Rabah Naït Oufella : A l'instinct… Quand j'ai démarré ma carrière, dépourvu de codes, je parlais beaucoup avec mon agent et je demandais beaucoup de conseils. Mais un jour, je reçois un scénario, comme d’habitude, je demande des conseils et mon agent me dit : “C’est toi qui va jouer dans ce film. Maintenant, c’est toi qui penses." A ce moment-là, j'ai eu un déclic. Par exemple, aujourd'hui, je fais partie d'un jury, quelque chose que j'aurais été incapable de faire il y a quelques années. Je pense qu'il ne faut pas se sous-estimer.

ToutEduc : Certains films peuvent être discriminatoires…
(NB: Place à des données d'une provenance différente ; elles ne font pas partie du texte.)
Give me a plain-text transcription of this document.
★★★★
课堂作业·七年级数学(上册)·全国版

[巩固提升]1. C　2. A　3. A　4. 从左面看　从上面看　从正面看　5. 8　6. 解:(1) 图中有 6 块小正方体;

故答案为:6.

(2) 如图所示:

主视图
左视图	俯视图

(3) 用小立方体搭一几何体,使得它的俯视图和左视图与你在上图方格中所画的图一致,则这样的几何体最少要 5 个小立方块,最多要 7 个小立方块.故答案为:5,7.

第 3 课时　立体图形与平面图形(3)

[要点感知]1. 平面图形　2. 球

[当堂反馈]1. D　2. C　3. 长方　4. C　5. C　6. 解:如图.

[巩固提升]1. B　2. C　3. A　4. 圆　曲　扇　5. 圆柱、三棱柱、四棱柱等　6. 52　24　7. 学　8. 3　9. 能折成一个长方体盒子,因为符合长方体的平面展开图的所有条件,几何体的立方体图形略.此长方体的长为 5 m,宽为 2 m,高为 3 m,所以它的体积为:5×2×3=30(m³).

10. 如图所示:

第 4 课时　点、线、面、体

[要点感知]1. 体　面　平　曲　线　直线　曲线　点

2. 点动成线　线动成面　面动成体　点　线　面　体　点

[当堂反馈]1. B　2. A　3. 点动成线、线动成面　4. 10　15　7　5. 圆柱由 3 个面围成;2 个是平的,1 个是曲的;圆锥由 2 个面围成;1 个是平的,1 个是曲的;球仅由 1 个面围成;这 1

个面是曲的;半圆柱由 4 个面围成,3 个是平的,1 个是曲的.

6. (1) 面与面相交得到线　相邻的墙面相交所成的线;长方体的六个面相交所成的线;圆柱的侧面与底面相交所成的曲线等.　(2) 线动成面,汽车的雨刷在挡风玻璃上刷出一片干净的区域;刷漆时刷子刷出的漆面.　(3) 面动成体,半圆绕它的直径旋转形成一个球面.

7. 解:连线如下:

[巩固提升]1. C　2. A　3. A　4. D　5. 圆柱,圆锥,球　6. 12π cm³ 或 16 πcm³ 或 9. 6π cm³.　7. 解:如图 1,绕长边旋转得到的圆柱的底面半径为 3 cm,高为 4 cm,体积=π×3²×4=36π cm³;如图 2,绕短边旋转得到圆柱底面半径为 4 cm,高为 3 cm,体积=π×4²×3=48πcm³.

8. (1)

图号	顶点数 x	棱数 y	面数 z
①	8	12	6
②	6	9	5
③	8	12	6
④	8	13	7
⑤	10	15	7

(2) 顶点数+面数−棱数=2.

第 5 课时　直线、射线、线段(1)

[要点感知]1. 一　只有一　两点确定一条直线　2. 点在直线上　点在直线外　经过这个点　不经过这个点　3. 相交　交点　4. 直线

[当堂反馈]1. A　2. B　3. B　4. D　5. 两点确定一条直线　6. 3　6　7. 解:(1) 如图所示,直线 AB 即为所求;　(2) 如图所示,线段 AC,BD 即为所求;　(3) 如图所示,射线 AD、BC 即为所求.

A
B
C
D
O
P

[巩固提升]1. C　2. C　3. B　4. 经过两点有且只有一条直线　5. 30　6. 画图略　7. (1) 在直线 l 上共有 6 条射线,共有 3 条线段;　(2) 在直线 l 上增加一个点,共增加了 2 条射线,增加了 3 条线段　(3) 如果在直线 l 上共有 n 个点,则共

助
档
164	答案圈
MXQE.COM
Rabah Naït Oufella : Je pense qu'il faut en parler ; il faut en parler pour qu'on arrête enfin d'en parler. Je pense qu’il y a des films qui sont maladroits, des films nuls, des films ratés comme il y a des films réussis… Cette catégorie de films qui sont discriminants existe. Mais, à force de les pointer du doigt, on met la lumière sur eux ; on en parle et on les crédibilise. Personnellement, je ne choisis pas un nom mais un scénario. Que le personnage s’appelle Pierre, Paul, Jacques, Ibrahim ou autres, cela m’importe peu à partir du moment où le rôle me plaît. C'est le rôle qui m'interroge, m'intéresse.

 

Propos recueillis par Rabah Aït Oufella (sans aucun lien de parenté)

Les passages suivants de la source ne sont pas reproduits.